Nobody can remember where the first meeting of all half dozen men took place in April 1969. Some remember it as being in a park, others in an Indian restaurant. What’s certain is that their subsequent meeting with Michael Mills, head of comedy at the BBC, was the final breakthrough: “We were intimidating because we didn’t give a damn,” recalls Cleese. “We wanted it all on our own terms. We weren’t overawed in any way.”
‘Owl-Stretching Time’ and ‘The Toad Elevating Moment’ were all put forward as titles before Monty Python was agreed on. And so finally, in the less than desirable timeslot of 10:55pm on a Sunday night on the 5th of October 1969, the first episode was aired.
Called ‘Whither Canada’, the country was, in a style true to form for Python, never once mentioned in the entire programme.

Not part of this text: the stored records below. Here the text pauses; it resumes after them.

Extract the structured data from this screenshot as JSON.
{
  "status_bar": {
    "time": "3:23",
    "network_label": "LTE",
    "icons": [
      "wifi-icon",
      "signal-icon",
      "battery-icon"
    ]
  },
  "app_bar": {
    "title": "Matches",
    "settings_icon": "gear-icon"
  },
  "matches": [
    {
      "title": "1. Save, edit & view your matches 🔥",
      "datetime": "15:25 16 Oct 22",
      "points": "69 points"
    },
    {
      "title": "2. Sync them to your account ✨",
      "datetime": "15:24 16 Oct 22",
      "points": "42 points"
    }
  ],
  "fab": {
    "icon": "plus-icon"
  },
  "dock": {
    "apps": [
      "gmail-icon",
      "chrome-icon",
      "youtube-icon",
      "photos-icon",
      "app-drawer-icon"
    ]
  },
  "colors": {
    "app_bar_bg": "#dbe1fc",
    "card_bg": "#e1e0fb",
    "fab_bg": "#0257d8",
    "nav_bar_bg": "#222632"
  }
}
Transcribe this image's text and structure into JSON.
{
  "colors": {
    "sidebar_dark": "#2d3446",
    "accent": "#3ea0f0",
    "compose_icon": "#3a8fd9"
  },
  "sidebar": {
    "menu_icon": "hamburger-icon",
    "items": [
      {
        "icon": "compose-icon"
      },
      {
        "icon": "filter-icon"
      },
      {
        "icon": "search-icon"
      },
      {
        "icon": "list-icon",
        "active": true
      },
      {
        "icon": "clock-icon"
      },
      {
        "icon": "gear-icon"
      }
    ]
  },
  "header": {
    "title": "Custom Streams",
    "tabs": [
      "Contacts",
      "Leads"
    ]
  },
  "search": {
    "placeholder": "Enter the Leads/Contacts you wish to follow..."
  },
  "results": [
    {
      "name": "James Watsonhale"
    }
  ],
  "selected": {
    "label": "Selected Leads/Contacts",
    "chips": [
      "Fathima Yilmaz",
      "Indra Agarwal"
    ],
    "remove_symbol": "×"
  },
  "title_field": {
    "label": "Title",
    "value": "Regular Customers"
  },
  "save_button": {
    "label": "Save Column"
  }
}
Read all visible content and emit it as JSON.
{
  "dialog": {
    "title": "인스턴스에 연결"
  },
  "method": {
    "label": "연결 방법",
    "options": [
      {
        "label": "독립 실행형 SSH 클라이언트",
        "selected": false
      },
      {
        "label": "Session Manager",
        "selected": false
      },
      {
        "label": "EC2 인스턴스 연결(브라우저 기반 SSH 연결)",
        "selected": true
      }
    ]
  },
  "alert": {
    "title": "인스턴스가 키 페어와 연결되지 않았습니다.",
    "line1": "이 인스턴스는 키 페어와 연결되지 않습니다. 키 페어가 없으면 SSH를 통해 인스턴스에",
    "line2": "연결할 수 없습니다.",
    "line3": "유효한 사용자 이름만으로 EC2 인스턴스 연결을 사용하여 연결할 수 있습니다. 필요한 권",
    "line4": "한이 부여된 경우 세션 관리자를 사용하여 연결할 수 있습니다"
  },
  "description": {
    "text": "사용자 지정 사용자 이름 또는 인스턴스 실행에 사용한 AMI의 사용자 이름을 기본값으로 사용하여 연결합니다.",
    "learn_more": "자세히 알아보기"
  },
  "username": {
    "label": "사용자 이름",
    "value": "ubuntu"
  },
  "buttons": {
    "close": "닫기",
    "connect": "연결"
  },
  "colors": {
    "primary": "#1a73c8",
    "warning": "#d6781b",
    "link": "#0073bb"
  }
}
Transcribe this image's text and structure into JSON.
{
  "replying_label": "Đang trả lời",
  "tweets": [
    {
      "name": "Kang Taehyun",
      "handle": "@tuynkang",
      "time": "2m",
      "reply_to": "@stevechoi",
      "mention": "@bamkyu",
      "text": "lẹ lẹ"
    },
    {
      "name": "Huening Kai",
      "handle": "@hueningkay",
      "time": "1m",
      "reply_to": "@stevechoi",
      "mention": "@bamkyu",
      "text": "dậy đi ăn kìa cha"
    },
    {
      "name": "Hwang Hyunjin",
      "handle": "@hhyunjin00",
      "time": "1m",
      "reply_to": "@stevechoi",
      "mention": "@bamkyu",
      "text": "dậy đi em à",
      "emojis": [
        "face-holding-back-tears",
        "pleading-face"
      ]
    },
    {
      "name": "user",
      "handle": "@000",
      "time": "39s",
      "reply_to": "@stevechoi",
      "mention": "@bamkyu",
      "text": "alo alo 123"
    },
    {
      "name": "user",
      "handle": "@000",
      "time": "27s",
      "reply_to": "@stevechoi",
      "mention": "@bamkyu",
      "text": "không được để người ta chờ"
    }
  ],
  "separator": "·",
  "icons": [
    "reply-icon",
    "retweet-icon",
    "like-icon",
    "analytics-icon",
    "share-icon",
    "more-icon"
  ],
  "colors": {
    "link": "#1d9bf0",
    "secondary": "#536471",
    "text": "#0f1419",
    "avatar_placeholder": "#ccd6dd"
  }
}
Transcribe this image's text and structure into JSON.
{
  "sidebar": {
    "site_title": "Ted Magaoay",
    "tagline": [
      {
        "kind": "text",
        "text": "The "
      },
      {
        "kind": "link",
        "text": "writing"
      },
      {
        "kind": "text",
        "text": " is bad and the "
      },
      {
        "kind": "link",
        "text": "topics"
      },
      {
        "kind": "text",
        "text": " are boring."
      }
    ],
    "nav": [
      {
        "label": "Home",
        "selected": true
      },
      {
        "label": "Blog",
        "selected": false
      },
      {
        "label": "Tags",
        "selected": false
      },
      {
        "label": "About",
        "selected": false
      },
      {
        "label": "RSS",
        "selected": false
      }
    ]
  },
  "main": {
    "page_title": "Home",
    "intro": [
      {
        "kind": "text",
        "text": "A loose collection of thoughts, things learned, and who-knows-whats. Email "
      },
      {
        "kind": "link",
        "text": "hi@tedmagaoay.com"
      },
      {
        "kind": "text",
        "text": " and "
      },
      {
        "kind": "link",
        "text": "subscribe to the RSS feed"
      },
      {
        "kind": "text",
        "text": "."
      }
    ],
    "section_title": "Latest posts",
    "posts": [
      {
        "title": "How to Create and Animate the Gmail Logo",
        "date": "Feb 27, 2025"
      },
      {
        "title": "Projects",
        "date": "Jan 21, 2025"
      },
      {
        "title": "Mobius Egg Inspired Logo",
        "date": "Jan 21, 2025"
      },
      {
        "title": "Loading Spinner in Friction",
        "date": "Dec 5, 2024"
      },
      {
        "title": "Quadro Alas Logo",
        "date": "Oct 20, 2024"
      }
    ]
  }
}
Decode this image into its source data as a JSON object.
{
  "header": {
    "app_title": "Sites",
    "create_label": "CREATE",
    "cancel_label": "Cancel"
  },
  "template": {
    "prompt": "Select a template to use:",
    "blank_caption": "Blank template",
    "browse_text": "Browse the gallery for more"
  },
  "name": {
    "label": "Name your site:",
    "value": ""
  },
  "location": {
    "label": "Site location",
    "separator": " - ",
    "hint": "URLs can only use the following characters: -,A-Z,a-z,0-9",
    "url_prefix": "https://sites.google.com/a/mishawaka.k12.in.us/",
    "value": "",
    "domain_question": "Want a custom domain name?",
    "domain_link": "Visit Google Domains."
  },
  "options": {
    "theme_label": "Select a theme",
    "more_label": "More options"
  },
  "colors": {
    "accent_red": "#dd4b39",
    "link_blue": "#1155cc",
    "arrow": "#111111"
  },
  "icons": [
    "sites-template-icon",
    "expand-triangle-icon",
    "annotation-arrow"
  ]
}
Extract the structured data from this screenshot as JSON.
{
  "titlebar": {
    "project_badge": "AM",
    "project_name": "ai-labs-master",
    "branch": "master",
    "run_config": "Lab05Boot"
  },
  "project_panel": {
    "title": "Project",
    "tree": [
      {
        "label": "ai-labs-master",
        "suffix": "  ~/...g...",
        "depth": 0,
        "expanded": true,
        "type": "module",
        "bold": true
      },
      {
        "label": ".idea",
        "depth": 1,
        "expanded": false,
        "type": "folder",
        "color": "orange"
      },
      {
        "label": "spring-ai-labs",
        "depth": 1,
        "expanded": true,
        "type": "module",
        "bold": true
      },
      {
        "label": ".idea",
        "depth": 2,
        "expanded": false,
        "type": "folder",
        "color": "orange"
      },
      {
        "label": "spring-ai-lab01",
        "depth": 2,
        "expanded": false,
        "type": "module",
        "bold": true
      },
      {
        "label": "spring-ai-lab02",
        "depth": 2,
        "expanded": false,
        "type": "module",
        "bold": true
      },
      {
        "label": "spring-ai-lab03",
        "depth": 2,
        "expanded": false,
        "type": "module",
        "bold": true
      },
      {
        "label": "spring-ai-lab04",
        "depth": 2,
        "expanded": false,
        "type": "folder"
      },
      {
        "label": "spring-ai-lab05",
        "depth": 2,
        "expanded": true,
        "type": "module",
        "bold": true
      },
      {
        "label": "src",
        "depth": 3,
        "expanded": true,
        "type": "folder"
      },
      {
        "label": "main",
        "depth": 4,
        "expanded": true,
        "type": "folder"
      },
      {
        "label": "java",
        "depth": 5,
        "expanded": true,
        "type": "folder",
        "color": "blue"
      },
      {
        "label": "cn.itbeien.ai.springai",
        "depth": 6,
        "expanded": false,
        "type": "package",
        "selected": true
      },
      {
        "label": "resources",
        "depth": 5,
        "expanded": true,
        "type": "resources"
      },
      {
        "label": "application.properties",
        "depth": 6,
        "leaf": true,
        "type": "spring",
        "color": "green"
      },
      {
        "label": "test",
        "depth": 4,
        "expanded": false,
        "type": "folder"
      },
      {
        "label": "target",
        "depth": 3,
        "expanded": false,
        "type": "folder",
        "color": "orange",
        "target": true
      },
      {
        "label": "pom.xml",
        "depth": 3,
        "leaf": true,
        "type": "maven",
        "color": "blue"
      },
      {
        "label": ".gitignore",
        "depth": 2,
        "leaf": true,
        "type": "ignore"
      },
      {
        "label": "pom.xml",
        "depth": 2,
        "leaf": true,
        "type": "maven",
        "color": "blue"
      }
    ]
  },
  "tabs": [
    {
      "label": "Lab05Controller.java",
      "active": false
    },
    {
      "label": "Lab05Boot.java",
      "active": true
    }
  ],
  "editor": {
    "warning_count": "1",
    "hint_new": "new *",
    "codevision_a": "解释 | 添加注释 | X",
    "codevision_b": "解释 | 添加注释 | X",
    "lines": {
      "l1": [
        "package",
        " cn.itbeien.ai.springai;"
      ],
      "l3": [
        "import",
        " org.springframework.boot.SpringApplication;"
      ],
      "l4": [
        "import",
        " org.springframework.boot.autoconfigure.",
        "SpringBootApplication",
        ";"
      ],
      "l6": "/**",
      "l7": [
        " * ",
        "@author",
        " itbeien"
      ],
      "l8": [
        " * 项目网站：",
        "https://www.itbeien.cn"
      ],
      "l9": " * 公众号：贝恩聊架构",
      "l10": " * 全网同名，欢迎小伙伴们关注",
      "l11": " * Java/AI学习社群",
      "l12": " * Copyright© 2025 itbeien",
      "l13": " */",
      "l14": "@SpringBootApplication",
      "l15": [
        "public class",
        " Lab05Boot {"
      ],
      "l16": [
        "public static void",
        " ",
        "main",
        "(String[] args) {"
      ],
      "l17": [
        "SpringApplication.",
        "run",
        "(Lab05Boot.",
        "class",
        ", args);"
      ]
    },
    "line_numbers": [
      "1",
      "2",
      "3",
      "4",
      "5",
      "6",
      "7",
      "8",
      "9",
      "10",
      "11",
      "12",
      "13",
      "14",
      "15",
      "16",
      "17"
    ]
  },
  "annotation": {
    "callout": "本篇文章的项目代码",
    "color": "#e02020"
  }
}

From that moment, comedy would never be the same again, fast forward half a century and with one Python dead (Graham Chapman who died of throat cancer in 1989) and with Terry Jones suffering from dementia, the Python story is now almost at an end; the remaining members of the gang steadfastly refusing to reunite for the 50th anniversary this year.
It was Terry Gilliam the only American and perhaps the closest thing to an ‘outsider’ in the Python gang who perhaps best described how these young Englishmen from the most unprepossessing provincial backgrounds, changed the comedy landscape forever.
“There are a lot of people who have come to believe in Python as a form of honesty, as opposed to what is normally presented on television,” Gilliam stated in an interview.
“Here is a show that is outspoken, says what it wants to say, does extraordinary things, takes all sorts of chances, is not out to sell corn plaster, or anything. It is out to entertain, surprise, enlighten even, the people that are viewing it.”